Nice at first– Starts with spiced whipped cream-y jasmine in personal space that slowly drifts to a hand-span off the wrist as the cardamom ripens–then it takes an odd turn as curried raw salmon for a few hours. The rose sticks to clothes more than skin, with sweet resins that last most of the day.
I’d enjoy it more without the fish course.
This song has absolutely nothing to do with the ocean and has no sushi.
Big sweet spice and roses, soured up nicely with lemony geranium tea. There’s some creamy orris powder underneath, with frankincense and vanilla to turn it luxe, but the woods on the bottom keep it grounded, so it doesn’t turn into a cinnamon roll.
Elegant and gorgeous, but also weighty–Epic kind of makes me nervous, like I’d be expected to dance the tango at a moment’s notice, or that dressing in anything but silk brocade would be a disappointment, while wearing this. (Maybe I’d prefer the cinnamon roll?)
Pleasant white flowers at first, not a lot of personality, but sweet–then after a few minutes the tuberose and the carnation pick up the spicy notes and turn more interesting. There’s a delicate watery feel under the florals–more morning garden dew than rainy lotus pond–that might come from the lily-of-the-valley and rhubarb; green, a little earthy. Some resinous stuff on the bottom gives texture and holds the gardenia in personal space the whole day long.
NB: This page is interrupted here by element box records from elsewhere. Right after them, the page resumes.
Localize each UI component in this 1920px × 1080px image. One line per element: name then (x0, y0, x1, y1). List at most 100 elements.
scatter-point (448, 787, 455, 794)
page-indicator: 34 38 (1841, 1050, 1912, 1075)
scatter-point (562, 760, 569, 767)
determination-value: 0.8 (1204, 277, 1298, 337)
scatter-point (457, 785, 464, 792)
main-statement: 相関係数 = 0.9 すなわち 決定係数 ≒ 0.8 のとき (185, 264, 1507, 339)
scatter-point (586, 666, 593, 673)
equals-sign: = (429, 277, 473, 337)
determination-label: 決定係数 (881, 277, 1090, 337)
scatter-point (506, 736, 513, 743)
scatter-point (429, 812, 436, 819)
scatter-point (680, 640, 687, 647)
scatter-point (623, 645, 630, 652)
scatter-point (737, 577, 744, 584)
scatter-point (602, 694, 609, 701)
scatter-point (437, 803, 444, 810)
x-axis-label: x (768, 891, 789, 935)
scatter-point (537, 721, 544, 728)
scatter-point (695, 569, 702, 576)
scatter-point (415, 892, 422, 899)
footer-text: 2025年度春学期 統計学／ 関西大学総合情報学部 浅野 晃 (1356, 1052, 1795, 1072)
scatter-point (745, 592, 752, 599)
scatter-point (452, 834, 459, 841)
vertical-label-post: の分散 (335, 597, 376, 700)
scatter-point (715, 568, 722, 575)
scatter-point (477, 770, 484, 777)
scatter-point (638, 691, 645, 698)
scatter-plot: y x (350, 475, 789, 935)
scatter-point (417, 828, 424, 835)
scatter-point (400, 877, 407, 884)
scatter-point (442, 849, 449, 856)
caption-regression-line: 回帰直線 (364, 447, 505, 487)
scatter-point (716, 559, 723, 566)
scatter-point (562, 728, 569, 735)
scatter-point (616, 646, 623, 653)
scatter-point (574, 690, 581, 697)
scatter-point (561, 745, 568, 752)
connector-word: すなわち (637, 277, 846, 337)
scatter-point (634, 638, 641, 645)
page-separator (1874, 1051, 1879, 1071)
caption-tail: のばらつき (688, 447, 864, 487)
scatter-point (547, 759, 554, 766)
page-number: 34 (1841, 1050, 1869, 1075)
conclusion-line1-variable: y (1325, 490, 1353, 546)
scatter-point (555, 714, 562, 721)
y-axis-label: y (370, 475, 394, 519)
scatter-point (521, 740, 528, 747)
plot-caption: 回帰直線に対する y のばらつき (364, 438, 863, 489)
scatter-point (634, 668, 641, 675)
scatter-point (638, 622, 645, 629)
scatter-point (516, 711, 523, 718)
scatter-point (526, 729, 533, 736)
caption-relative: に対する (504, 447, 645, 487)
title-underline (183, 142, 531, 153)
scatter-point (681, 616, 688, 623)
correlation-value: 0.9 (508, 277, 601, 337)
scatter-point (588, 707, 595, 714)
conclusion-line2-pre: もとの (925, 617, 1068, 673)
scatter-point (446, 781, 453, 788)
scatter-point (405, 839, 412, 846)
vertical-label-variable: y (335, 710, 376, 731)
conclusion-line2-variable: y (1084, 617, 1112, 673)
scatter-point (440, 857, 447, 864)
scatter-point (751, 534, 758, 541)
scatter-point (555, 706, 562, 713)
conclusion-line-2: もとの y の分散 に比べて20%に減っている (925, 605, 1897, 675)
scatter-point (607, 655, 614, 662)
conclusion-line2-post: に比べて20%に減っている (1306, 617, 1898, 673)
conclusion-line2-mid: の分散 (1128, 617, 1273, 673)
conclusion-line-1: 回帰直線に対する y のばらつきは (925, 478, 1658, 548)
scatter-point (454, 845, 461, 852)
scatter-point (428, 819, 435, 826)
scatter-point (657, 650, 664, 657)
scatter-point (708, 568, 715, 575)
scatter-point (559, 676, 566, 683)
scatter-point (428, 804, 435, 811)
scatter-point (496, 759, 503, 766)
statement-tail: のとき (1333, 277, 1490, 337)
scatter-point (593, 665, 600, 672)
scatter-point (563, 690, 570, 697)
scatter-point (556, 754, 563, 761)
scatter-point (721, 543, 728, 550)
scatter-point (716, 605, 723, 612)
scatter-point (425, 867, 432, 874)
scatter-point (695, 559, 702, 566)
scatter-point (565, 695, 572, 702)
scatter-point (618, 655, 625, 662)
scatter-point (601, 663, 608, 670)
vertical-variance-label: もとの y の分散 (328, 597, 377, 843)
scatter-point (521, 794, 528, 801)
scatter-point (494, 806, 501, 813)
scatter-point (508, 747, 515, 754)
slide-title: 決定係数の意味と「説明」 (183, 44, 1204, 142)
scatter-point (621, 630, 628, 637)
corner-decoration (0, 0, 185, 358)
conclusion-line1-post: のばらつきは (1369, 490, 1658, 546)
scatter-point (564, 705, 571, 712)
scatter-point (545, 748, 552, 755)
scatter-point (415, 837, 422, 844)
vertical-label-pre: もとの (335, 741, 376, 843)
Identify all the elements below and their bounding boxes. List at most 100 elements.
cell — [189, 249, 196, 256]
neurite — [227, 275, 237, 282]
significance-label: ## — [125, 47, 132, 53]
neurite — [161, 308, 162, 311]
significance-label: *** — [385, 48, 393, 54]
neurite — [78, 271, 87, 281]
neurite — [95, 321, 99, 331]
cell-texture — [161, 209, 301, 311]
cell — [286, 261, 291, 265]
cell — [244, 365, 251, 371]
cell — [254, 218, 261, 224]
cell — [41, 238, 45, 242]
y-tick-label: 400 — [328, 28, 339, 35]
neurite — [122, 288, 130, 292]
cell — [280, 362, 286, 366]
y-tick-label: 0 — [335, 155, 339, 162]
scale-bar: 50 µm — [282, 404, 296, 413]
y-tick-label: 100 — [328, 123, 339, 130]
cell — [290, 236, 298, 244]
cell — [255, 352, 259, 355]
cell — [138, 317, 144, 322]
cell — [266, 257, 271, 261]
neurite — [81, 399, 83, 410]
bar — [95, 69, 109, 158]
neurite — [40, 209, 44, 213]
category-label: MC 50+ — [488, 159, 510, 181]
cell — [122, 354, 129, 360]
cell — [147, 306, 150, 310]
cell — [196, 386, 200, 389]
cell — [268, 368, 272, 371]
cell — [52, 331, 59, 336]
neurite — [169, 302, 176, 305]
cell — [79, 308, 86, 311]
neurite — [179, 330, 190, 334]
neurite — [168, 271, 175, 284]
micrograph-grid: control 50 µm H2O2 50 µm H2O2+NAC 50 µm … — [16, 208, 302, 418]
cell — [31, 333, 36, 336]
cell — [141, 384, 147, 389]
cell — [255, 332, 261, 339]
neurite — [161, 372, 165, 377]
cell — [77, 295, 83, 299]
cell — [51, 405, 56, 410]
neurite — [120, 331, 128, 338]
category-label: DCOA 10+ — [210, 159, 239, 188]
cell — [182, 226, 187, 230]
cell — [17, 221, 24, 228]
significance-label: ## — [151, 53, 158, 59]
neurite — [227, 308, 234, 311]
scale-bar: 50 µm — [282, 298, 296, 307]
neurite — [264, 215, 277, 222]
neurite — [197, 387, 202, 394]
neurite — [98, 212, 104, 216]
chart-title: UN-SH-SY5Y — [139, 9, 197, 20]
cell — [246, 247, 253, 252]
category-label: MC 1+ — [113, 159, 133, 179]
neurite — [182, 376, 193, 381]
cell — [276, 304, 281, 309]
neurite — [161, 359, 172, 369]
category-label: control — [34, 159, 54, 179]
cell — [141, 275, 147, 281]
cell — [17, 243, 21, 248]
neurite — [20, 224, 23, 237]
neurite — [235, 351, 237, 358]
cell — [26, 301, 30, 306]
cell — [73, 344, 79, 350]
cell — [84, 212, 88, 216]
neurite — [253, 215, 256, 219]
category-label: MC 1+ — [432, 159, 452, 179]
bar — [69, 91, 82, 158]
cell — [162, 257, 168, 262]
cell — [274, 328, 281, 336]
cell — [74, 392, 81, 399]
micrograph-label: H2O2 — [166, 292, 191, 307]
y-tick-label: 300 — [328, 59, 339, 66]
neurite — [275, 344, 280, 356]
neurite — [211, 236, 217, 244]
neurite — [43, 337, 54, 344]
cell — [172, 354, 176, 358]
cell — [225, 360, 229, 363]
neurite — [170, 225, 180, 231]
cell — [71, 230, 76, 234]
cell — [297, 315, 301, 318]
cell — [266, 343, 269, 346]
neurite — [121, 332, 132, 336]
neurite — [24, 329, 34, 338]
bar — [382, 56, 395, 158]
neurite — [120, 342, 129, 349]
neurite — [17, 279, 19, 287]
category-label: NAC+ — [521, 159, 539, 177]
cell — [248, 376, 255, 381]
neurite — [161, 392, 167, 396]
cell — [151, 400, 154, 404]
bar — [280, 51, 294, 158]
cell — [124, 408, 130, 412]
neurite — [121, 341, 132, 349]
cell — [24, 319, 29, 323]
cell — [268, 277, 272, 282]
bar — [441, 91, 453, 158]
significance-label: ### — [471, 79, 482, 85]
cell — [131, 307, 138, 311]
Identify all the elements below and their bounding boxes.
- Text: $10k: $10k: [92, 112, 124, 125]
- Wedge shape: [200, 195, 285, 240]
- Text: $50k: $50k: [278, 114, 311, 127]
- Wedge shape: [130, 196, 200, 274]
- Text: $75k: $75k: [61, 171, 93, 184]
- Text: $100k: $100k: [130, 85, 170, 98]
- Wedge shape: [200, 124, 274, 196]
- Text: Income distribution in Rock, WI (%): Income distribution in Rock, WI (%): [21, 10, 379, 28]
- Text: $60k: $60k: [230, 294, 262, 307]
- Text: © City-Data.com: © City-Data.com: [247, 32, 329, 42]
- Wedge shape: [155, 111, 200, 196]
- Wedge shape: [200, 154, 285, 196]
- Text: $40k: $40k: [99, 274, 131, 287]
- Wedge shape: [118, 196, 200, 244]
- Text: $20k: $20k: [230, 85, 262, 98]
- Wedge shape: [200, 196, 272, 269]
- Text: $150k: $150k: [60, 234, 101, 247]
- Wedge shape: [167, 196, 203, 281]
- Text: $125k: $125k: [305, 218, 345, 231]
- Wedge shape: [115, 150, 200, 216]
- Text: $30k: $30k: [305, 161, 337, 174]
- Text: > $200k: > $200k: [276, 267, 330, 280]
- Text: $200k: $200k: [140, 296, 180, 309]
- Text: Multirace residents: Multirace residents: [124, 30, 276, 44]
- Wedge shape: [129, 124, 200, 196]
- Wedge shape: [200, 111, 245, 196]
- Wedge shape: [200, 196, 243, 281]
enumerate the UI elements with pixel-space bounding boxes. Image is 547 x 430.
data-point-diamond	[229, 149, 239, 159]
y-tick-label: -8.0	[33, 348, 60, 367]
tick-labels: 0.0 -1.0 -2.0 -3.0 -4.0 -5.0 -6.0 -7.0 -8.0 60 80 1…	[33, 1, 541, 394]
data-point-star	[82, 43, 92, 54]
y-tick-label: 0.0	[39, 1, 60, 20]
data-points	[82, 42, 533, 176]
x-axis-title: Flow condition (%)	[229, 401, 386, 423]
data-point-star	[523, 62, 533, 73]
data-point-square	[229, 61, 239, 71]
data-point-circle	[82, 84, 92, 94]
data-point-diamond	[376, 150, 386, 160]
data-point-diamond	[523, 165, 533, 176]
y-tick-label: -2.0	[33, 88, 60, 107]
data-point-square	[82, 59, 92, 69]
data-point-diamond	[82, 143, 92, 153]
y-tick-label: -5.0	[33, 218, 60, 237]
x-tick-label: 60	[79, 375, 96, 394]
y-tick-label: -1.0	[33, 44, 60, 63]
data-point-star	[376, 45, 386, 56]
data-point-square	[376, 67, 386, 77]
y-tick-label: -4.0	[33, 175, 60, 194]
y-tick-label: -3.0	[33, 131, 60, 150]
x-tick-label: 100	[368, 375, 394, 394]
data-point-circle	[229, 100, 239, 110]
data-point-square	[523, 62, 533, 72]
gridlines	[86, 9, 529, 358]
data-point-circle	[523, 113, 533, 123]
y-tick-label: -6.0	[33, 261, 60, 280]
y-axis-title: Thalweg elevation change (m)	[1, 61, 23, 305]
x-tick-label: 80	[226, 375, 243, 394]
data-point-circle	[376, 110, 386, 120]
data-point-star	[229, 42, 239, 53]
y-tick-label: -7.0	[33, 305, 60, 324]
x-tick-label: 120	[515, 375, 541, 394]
I get a maternal vibe, in a young expectant mother way–pretty, but not for me.
Opens with opulent spiced honey mead and elegant jasmine, then slices fresh apricots and sprinkles them with a bit of pollen dust. But Journey isn’t delicate–there’s a solidity on the bottom, like sturdy hospital clogs, leather and wood and rubber soles–that keeps her from being frivolous.
The dichotomy reminds me of my grandmother, who loved rich and exotic things, but didn’t hesitate to tie on a smock when nurses aides were needed during the war.
Stays within personal space for most of the day, then fades to the skin with sweet tobacco musk for the evening. I like it–though my wallet is a little too lighthearted for this kind of gravitas.
Really feeling for healthcare workers right now. May their shoes never, never, never let them down.
Ciel seems to be trying to compose solar and aquatic vibes out of flowers–sun-showers, maybe?
Opens slightly spicy and green, and soon turns watery but oddly creamy, with a lot of jasmine. Then the bottom makes it really weird, soapy woods-musk, with some Amouage brand incense muddled in, polluting the whole sky with floral acid rain.
Love Tuberose is a huge ice cream cake cuddle of a scent, and became my favorite comfort fragrance at first sniff.
Starts with a bouquet of white flowers sculpted from sugar paste, with milky sweet notes that slide tropical and faintly fruity–I get a breath of apricot that is most likely me imagining things–so pretty and feminine and uplifting. A half hour later the fun happens. Puffs of whipped vanilla rise from the tuberose, with the creamy lightness you’d expect from jasmine, but they’re pure bubblegum, flirty sass with a hint of powder–if a scent could sound like laughter, this one does. The sandalwood on the bottom keeps it from being too young and giggly. The wood notes are a support for the flowers, giving them strength without taking over, and are more apparent on cotton than silk.
Lasts a good three hours in personal space, then sleeps on the skin with a smile.
All Amouage perfumes are expensive–high end top-shelf bottles with quality ingredients and master blending–but for me, this one is a self-care mood-lifting therapy session with each spray, and worth the cost of a big bottle.
Carnation smoke and green kid gloves, with retro tailoring.
Fills the room with sharp with incense-y labdanum and chrysanthemum florals out of the bottle, then settles to a bright spicy clove. 1970’s Estee Lauder moss soon creeps in over 80’s Drakkar Noir leather, but manages to stay delicate, the whole day long. There’s a nice witchy “cool aunt” vintage vibe to it.
Sweeter on clothes than on the skin.
This B-side came out in 1980, and layers strung out funk with a bit of new age synth.